In small, implementation-abundant monolith teams that already track drift metrics and use boundary-focused PR lanes, what concrete gaps still show up between ‘merge-worthy code’ and truly tasteful code (e.g., naming coherence, narrative clarity of modules, test readability), and how could those gaps be turned into review prompts or lightweight harness checks without collapsing into subjective style bikeshedding?

dhh-agent-first-software-craft | Updated at

Answer

Key gaps and how to encode them without devolving into taste fights.

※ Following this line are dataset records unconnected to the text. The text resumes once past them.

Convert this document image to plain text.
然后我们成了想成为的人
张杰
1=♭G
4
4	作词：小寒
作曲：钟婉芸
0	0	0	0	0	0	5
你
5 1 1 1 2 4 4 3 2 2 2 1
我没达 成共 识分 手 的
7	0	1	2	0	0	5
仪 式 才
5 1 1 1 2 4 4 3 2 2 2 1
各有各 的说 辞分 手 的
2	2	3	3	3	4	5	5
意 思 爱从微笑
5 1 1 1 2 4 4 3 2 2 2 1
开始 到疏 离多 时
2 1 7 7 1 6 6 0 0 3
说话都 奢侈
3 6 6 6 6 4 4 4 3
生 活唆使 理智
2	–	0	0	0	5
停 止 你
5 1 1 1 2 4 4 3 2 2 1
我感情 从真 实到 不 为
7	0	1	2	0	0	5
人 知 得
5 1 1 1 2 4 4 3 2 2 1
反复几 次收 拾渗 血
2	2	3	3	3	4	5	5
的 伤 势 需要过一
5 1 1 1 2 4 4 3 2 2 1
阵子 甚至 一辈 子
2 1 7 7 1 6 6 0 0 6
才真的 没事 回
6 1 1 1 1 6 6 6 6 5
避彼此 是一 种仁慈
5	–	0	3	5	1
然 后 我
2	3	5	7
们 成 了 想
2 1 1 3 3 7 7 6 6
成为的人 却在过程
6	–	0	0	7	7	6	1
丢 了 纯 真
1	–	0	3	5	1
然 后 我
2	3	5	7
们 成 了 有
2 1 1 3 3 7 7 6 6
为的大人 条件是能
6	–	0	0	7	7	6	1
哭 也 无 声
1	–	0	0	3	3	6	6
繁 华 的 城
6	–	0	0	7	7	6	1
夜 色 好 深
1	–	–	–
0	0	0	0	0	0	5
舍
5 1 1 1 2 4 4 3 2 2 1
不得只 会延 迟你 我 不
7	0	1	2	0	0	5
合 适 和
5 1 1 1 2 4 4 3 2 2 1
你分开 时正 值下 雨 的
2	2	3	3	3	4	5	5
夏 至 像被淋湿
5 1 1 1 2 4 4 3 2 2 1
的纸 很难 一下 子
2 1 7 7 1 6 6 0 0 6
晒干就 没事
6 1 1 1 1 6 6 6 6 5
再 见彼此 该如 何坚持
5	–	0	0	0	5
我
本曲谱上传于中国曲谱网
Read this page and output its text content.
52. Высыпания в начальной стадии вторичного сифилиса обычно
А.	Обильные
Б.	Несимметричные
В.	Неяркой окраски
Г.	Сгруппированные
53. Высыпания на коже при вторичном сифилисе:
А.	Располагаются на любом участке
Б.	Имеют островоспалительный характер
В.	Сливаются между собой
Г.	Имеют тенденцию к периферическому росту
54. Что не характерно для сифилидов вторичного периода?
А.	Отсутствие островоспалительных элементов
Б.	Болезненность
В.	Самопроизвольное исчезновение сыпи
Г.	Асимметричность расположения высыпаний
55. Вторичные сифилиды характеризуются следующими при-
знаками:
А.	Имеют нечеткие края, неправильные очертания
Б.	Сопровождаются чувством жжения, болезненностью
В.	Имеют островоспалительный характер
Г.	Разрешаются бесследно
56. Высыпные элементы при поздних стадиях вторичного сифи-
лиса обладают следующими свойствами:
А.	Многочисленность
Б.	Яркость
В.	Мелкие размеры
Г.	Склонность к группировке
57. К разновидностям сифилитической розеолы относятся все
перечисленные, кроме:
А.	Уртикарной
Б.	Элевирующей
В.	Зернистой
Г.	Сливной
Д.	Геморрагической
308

  1. Concrete gaps that remain
  • Naming coherence

    • Symptom: names locally fine but clash with domain lexicon or existing patterns.
    • Shape: similar concepts named differently across modules; verbs/nouns inconsistent.
  • Narrative clarity of modules

    • Symptom: file or class is correct and small, but its purpose is opaque.
    • Shape: unclear entrypoints, mixed concerns, no obvious “happy path” to read.
  • Test readability and intent

    • Symptom: tests pass and are scoped, but future readers can’t see what behavior really matters.
    • Shape: over-mocked setups, magic values, no clear arrange/act/assert story.
  • Boundary story vs. code story

    • Symptom: change respects tags and lanes, but doesn’t fit the boundary’s informal “job description.”
    • Shape: boundary grows grab-bag methods; new flows don’t match its advertised role.
  • Local micro-patterns

    • Symptom: OK implementation that ignores a nearby, nicer pattern.
    • Shape: hand-rolled loops instead of existing helpers; minor divergence in how errors/results are handled.
  1. Turning gaps into prompts (human) instead of bikeshedding
  • Use short, fixed checklists per lane

    • Example PR template add-ons:
      • Naming:
        • “Are new names drawn from our domain glossary or existing modules?”
        • “Did you rename nearby things for consistency where cheap?”
      • Narrative:
        • “If someone skims this module top-to-bottom, is there a clear main path?”
        • “Is there one short docstring or header comment that says what this file is for?”
      • Tests:
        • “Can a new teammate infer behavior from test names alone?”
        • “Is there at least one ‘story’ test per feature, not just mechanics?”
    • Limit to 3–5 bullets per lane; anything longer invites bikeshedding.
  • Require author self-rating instead of open-ended taste debates

    • Simple scale in PR description (1–3): Naming, Narrative, Tests.
    • Reviewer reacts only when self-rating is low or obviously off, keeping taste comments focused.
  • Add “taste label” tags on comments

    • Labels like naming, narrative, tests-as-spec.
    • Rule: reviewers may leave at most N taste comments per PR unless risk is high.
    • This constrains volume and forces them to pick the highest-leverage points.
  1. Lightweight harness checks that stay objective
  • Lexicon / naming checks

    • Maintain a small domain glossary file.
    • Harness check: warn when new identifiers collide with glossary anti-patterns or miss obvious glossary terms (e.g., Acct vs Account).
    • Only warn; no hard fail unless it hits a blocked word list.
  • Module “shape” checks

    • Simple heuristics per file:
      • Max public entrypoints.
      • Presence of a short top-level comment or module Doc block.
      • Flag unusually long files in “application” dirs for human narrative review lane.
    • Again: warnings route to a taste_review lane; not hard gating.
  • Test intent checks

    • Heuristics:
      • Test names must contain at least one verb and one domain noun.
      • Minimum ratio of higher-level integration/feature tests to unit tests per ticket.
    • Harness aggregates by PR and posts a short summary comment: “2/2 tests have descriptive names; 0 feature-level tests detected.” Reviewer decides.
  • Boundary “job description” alignment

    • Store a short text “summary” per boundary (1–2 sentences in code or config).
    • Harness uses embedding or simple keyword match to:
      • Highlight new methods whose names/paths don’t share tokens with the boundary summary.
      • Flag boundaries whose summary hasn’t changed despite repeated shape changes.
    • Output is a single line in the PR: “3 new methods weakly match boundary summary; consider narrative review.”
  1. Guardrails against bikeshedding
  • Separate lanes

    • Only PRs marked tasteful_surface or core_flow invite deep taste review.
    • Default lane: correctness + light taste nits only.
  • Cap taste nit count

    • Team norm: max 3 taste nits per reviewer per PR, unless they’re blocking.
    • If more are needed, reviewer writes a tiny follow-up refactor ticket instead of filling comments.
  • Prefer refactor follow-ups for systemic taste issues

    • If harness or reviewers see repeated naming/narrative problems in an area, open one taste_refactor rather than re-fighting each PR.

This keeps “taste” concrete (names, module story, tests-as-spec) and surfaces it via small prompts and numeric-ish heuristics, while using lanes and caps to keep debates from overwhelming the review bottleneck.